Initially confined to a small area, namely the Eastern Townships, ticks have now propagated across Quebec. This growing population brings its share of urban myths. Because those nasty pests can transmit disease both to pets and humans, it’s important to distinguish truth from false. Here are the 6 most common myths about ticks.
1. Pets with Lyme disease can transmit it to humans.
Whether they contracted Lyme disease or any other tick-borne disease, pets cannot transmit it to humans. Only infected ticks can transmit diseases to humans.
However, if your pet is affected, this means that there are ticks in your area, which could also infect you. You are therefore in a risk area.
2. Ticks are only found in rural areas.
Ticks can be found both in rural and urban settings. They can thrive anywhere outdoors, as long as there’s grass.
We regularly discover ticks on dogs from urban areas; their owners often believe that a tumour is growing on their companions. You can live smack downtown and still be at risk if you take your dog on hikes in the woods on weekends.
3. Ticks only live in tall grass.
It was long believed that ticks lived exclusively in tall grass. Though tall grass is a prime habitat for ticks, Ixodes scapularis ticks, or black-legged ticks (Lyme disease carriers), can also live in the carpet of dry leaves at the foot of trees.
4. Ticks fall from trees.
Ticks climb in lower vegetation or take shelter in dry leaves with their front legs raised, waiting to attach to a potential host and feast on its blood. They find hosts by sensing movements or detecting the carbon dioxide they breathe out as they pass by. So, it’s false to say that ticks jump on hosts or fall from trees.
Ticks are among the first active parasites at the end of winter; weeks before mosquitoes, fleas, and flies. It’s not rare to find them on pets as early as March.
5. To remove a tick, burn it with a match or spray it with a harmful substance.

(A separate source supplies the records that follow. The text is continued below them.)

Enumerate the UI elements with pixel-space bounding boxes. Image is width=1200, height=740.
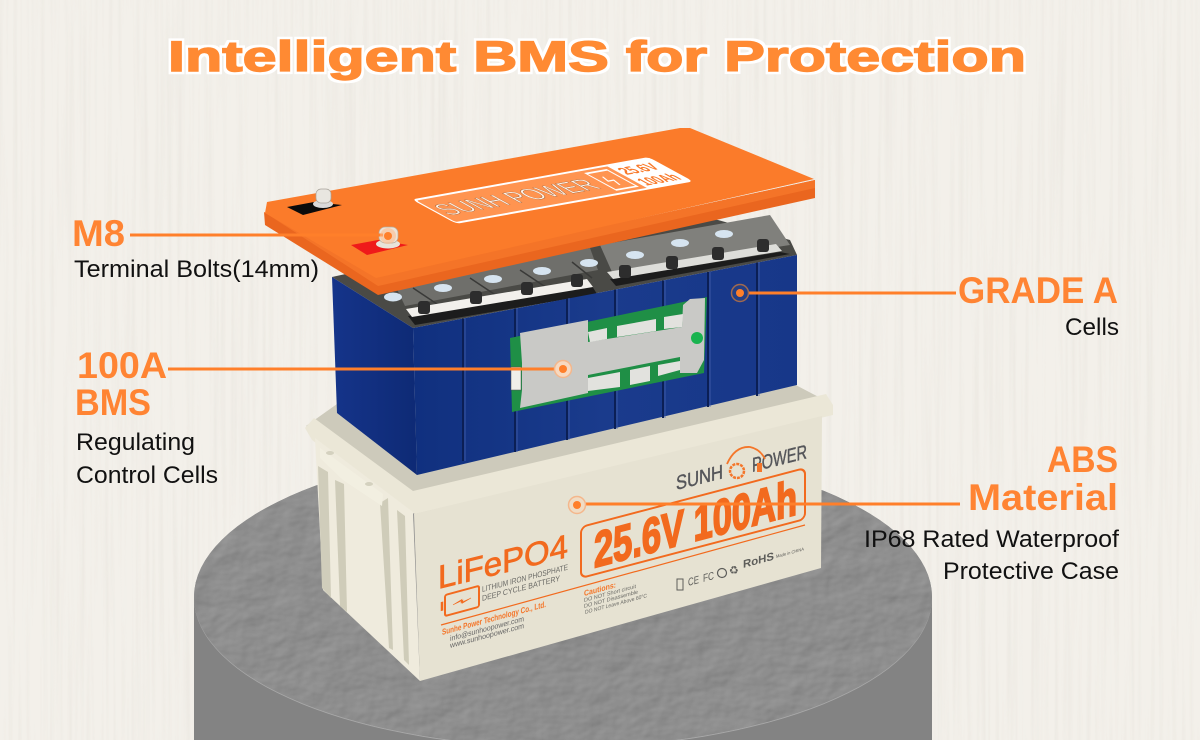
lid logo panel: SUNH POWER (427, 176, 608, 219)
lid side (264, 180, 815, 295)
case inner top ledge (306, 382, 832, 500)
heading (75, 345, 167, 423)
case left side with ribs (315, 438, 420, 681)
heading: ABS (1047, 439, 1118, 480)
cautions text: DO NOT Disassemble (584, 589, 638, 610)
callout: ABS material (568, 439, 1119, 585)
PCB contacts lower (588, 361, 680, 391)
marker dot (554, 360, 572, 378)
heading (968, 439, 1118, 518)
leader line (168, 368, 555, 370)
callout: Grade A cells (732, 270, 1119, 341)
cautions text: DO NOT Short circuit (584, 584, 636, 604)
red terminal pad (351, 240, 408, 255)
description (76, 429, 218, 489)
blue LiFePO4 cell pack (332, 215, 797, 475)
connector (511, 367, 521, 390)
divider lines on label (441, 525, 805, 625)
callout: 100A BMS (75, 345, 572, 489)
cautions text (584, 580, 647, 616)
cell pack front face (413, 255, 797, 475)
heading: Material (968, 477, 1118, 518)
company contact text: www.sunhoopower.com (449, 621, 524, 650)
certification marks (677, 546, 805, 590)
lid logo panel (414, 158, 691, 223)
certification marks: ♻ (729, 564, 739, 577)
certification marks: RoHS (743, 551, 775, 571)
brand logo on case (676, 442, 807, 495)
cautions text: DO NOT Leave Above 60°C (585, 593, 647, 616)
green sticker (691, 332, 703, 344)
description: Control Cells (76, 462, 218, 489)
battery case: cream ABS housing (305, 382, 833, 681)
positive terminal bolt (376, 227, 400, 248)
description: IP68 Rated Waterproof (864, 526, 1119, 553)
certification marks: CE (688, 574, 699, 589)
battery type text: LITHIUM IRON PHOSPHATE (482, 563, 568, 594)
brand logo on case: SUNH (676, 462, 723, 495)
heading: 100A (77, 345, 167, 386)
heading: GRADE A (958, 270, 1118, 311)
cell pack left face (332, 277, 417, 475)
silver heat-sink plate (520, 298, 705, 408)
icon: battery (442, 586, 479, 617)
front label artwork on the case (438, 442, 807, 650)
brand logo on case: POWER (752, 442, 807, 477)
cell separators (463, 263, 757, 461)
green PCB (510, 297, 707, 412)
marker dot (732, 284, 748, 302)
description: Cells (1065, 314, 1119, 341)
marker dot (380, 228, 396, 244)
certification marks: FC (703, 570, 714, 585)
case rim (305, 394, 833, 514)
marker dot (568, 496, 586, 514)
heading: BMS (75, 382, 151, 423)
leader line (130, 234, 383, 236)
negative terminal bolt (313, 189, 333, 208)
chemistry text: LiFePO4 (438, 528, 568, 597)
company contact text: Sunhe Power Technology Co., Ltd. (442, 599, 546, 637)
cell pack top with terminals (332, 215, 797, 328)
capacity box (581, 468, 805, 578)
cautions text: Cautions: (584, 580, 616, 598)
description (864, 526, 1119, 585)
description: Terminal Bolts(14mm) (74, 256, 319, 283)
grey cylindrical pedestal (194, 485, 932, 740)
heading: M8 (72, 213, 125, 254)
battery type text: DEEP CYCLE BATTERY (482, 574, 560, 603)
leader line (749, 292, 956, 294)
lid logo panel: ϟ (596, 174, 628, 189)
black terminal pad (287, 202, 342, 215)
capacity box: 25.6V 100Ah (594, 469, 797, 578)
PCB contacts upper (588, 314, 683, 342)
BMS circuit board (510, 297, 707, 412)
leader line (585, 502, 960, 506)
lid logo panel: 25.6V (613, 161, 666, 177)
title: Intelligent BMS for Protection (168, 33, 1026, 81)
description: Regulating (76, 429, 195, 456)
company contact text (442, 599, 546, 650)
case front face (414, 416, 822, 681)
company contact text: info@sunhoopower.com (450, 614, 524, 643)
certification marks: Made in CHINA (776, 546, 805, 559)
lid logo panel: 100Ah (633, 172, 687, 188)
orange lid (264, 128, 815, 295)
description: Protective Case (943, 558, 1119, 585)
lid top (265, 128, 814, 278)
callout: M8 terminal bolts (72, 213, 396, 283)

Not only do you run the risk of burning yourself or your dog by using a match, but also: burning a tick will traumatize it and carries the risk of making it regurgitate its own saliva on your dog, further increasing the likelihood of transmitting disease-causing bacteria.
We also do not recommend putting harmful substances on ticks for 2 reasons:
- When a tick absorbs such substance, it’s likely that it will regurgitate the blood it swallowed, which, on top of being disgusting, increases the risk of transmitting diseases.

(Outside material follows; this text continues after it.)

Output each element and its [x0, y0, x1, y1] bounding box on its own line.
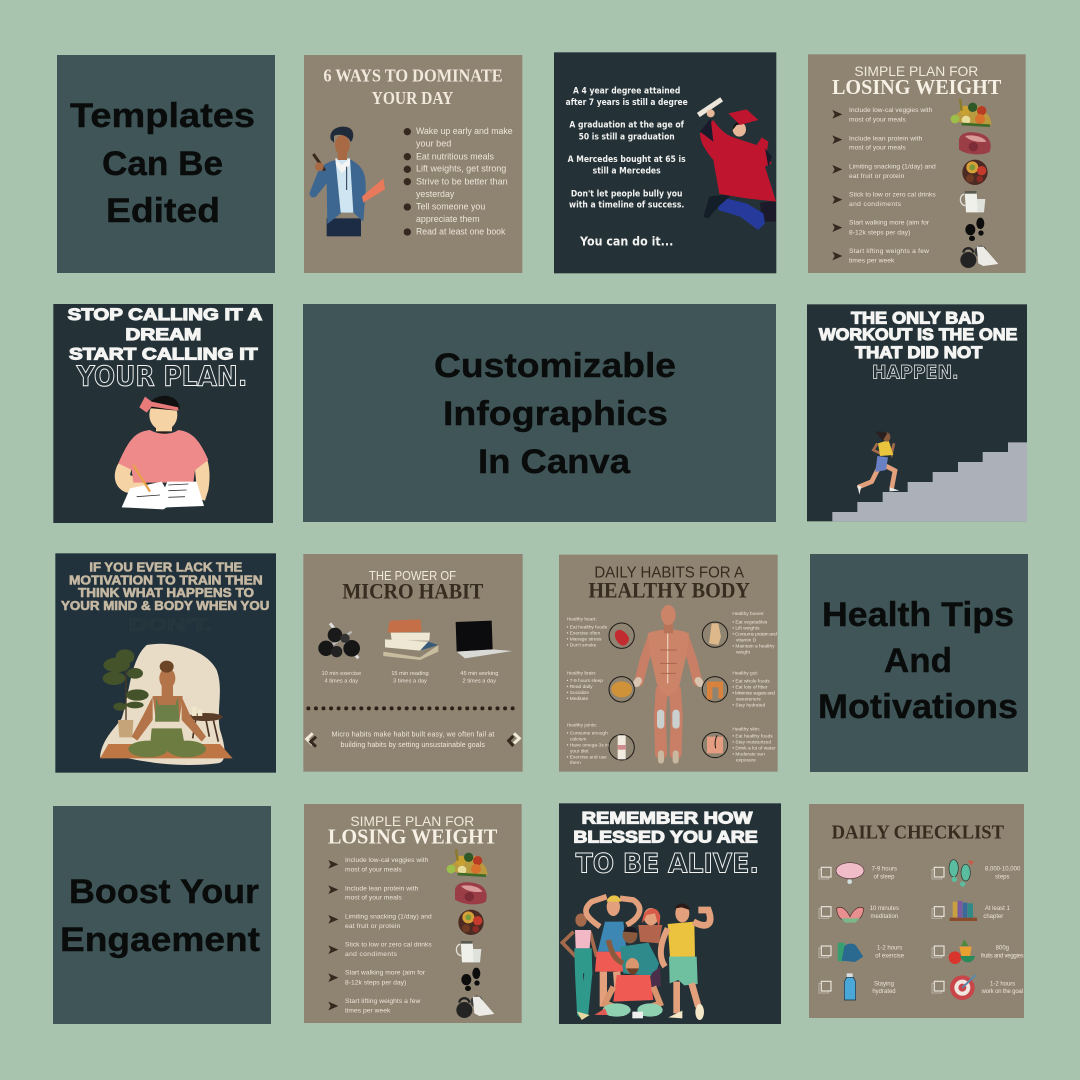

- You have to wait a while before the substance takes effect and the tick lets go of the skin. Here again, this increases the risk of infection.
If you find a tick on your pet:
- Consult your family veterinarian who will be able to remove the tick safely.
- If you’re unable to see your veterinarian quickly, here’s the best way to remove a tick: using fine-tipped tweezers, grasp the tick as close to the skin surface as possible, and then pull upward slowly but firmly until the tick detaches.
6. Finding a tick on your pet automatically means they have Lyme disease.
Not necessarily. A tick must feed for a minimum of 24 hours before transmitting the disease. Additionally, not all ticks are infected and not all pets exposed to a carrier tick will develop the disease. The immune system’s response will vary.
This is why prevention is so important as it will avoid quandaries over days or even weeks: Is the tick carrying a disease? How long has it been feeding off my pet? Is my pet showing any symptoms? How long do I have to wait before having my dog tested?